D'un besoin personnel est née la Maison Cannelle en 2005. Souffrant elle-même d'une intolérance au gluten, Élizabeth Dupont constatait que ce qu'elle trouvait sur le marché, ici comme ailleurs dans le monde, « n'était pas mangeable». Elle décide de remédier à la situation en ouvrant son commerce chez elle, à Durham-Sud.

«Quand tu es cuisinière-pâtissière de formation et puis en plus, une épicurienne, tu te dis que tu ne mangeras pas ça pour le reste de tes jours. Mon but était aussi que n'importe quel habitant de Sept-Îles, Amos ou Rouyn-Noranda, puisse manger sans gluten», relate-t-elle.
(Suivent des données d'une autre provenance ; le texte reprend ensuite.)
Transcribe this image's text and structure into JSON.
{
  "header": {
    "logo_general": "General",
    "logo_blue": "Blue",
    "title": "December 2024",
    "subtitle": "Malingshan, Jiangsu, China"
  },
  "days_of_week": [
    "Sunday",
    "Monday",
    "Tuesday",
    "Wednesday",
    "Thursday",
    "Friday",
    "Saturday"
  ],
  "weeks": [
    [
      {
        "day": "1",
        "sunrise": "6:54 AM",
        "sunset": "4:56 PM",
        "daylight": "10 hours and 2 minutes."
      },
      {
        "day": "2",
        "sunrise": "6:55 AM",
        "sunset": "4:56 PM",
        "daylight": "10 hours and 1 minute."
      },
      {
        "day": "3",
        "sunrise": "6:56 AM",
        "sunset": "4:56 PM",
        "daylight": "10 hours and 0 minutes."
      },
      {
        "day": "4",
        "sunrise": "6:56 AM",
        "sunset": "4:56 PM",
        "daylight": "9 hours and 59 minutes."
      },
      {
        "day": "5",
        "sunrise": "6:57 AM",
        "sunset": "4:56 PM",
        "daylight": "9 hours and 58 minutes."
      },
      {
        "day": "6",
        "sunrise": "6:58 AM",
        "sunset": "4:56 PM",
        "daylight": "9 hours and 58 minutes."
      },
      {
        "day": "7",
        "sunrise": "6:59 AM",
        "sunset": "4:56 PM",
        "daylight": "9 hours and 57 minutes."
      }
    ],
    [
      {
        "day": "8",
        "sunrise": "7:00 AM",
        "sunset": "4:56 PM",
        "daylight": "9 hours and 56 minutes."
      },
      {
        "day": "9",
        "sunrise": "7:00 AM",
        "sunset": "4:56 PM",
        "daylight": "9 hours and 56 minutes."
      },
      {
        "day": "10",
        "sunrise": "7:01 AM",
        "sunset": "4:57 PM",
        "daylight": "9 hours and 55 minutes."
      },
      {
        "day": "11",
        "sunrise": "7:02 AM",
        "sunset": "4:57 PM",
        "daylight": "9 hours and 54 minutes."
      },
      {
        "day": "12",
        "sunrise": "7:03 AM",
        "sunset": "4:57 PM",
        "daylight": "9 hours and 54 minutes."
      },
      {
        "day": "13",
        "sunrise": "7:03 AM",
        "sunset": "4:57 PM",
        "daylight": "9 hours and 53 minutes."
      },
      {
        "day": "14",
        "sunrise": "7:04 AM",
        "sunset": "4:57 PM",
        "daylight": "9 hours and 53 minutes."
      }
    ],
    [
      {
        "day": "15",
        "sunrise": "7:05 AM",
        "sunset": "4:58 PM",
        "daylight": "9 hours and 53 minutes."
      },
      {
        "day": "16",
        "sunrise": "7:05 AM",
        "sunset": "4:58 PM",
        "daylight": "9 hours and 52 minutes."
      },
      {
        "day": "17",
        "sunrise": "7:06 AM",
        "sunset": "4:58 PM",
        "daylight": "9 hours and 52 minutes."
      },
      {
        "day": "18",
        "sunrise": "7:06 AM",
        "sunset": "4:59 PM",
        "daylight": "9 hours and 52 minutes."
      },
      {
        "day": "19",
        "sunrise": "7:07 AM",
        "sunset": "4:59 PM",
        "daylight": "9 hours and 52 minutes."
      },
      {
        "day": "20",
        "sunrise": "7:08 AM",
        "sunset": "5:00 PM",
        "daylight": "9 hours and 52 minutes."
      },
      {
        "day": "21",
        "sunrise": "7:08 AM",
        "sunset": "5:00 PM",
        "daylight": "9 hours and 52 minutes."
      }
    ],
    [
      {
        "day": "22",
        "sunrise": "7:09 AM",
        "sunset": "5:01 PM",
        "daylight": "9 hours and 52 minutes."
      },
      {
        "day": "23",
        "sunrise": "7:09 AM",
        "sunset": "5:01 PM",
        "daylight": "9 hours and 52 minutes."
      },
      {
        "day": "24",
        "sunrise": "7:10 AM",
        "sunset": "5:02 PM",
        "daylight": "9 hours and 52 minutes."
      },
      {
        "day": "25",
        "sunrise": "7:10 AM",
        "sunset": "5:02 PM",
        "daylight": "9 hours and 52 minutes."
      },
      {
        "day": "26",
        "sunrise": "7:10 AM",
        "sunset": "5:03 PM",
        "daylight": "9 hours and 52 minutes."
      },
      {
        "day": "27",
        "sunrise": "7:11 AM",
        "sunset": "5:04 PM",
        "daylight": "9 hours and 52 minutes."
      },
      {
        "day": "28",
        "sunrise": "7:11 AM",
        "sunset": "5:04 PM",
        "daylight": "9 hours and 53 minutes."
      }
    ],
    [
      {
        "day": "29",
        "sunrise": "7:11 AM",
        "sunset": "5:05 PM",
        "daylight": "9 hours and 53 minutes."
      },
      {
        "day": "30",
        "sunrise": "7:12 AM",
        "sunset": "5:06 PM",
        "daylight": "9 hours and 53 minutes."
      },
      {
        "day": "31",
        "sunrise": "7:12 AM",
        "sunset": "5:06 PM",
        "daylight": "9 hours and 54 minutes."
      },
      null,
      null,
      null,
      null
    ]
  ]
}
Après six mois, l'espace manquait déjà et les cuisines déménageaient à Melbourne. Aujourd'hui, la Maison Cannelle propose des lasagnes, des ragoûts, des desserts, mais parmi la variété de produits sans gluten offerts, c'est le pain qui a demandé le plus d'efforts, un savoir-faire qui a pris près de deux ans à mettre au point.

« D'habitude, les pains sans gluten ne sont vraiment pas hauts, ils ressemblent plus à des briques. Et on est obligés de les griller, parce que sinon, ça s'égraine et c'est dur comme du carton. Mais pas notre pain, grâce à l'amalgame des farines qu'on utilise et à notre façon de le faire. En Afrique, en Asie et au Moyen-Orient, il n'y a pas beaucoup de blé. Il y a des farines de millet, de quinoa, de sarrasin, de gourgane, de pois chiche. La difficulté était d'obtenir une belle texture en utilisant différentes farines», explique Mme Dupont.

En 2010, Jean Vanaise arrive pour ainsi dire à la rescousse, alors que la Maison Cannelle est victime de son propre succès.

« Il était temps qu'il arrive : j'avais 45 points de vente à travers le Québec et j'en avais 36 qui attendaient. J'avais besoin d'un gestionnaire, je n'avais pas le temps de planifier. Jean a aussi une passion pour l'alimentation, et ça prenait ça», constate Mme Dupont.

« Au début, il a fallu structurer, magasiner davantage les prix des matières premières, des emballages, rentabiliser les transports. On a chacun nos champs de compétences», illustre Jean Vanaise.

En juillet 2011, la Maison Cannelle s'installe dans le parc industriel de Richmond et un deuxième agrandissement est déjà prévu d'ici la fin de l'été afin de réunir toutes les activités sous le même toit.

Depuis l'association des deux propriétaires, la Maison Cannelle est passée de 45 à 346 points de vente répartis au Québec, en Ontario et au Nouveau-Brunswick. L'an dernier, le chiffre d'affaires a atteint près d'un million de dollars, et il devrait doubler cette année.

« On reçoit des témoignages de New York, de la Californie, des gens veulent savoir quand on va distribuer nos produits là-bas. Des personnes nous disent merci, merci d'exister, merci de nous avoir redonné le bonheur de manger. On a reçu une photo d'une dame française venue en vacances au Québec qui disait que c'était son premier sandwich en cinq ans. Et je pense que c'est ça, notre mission », conclut Jean Vanaise.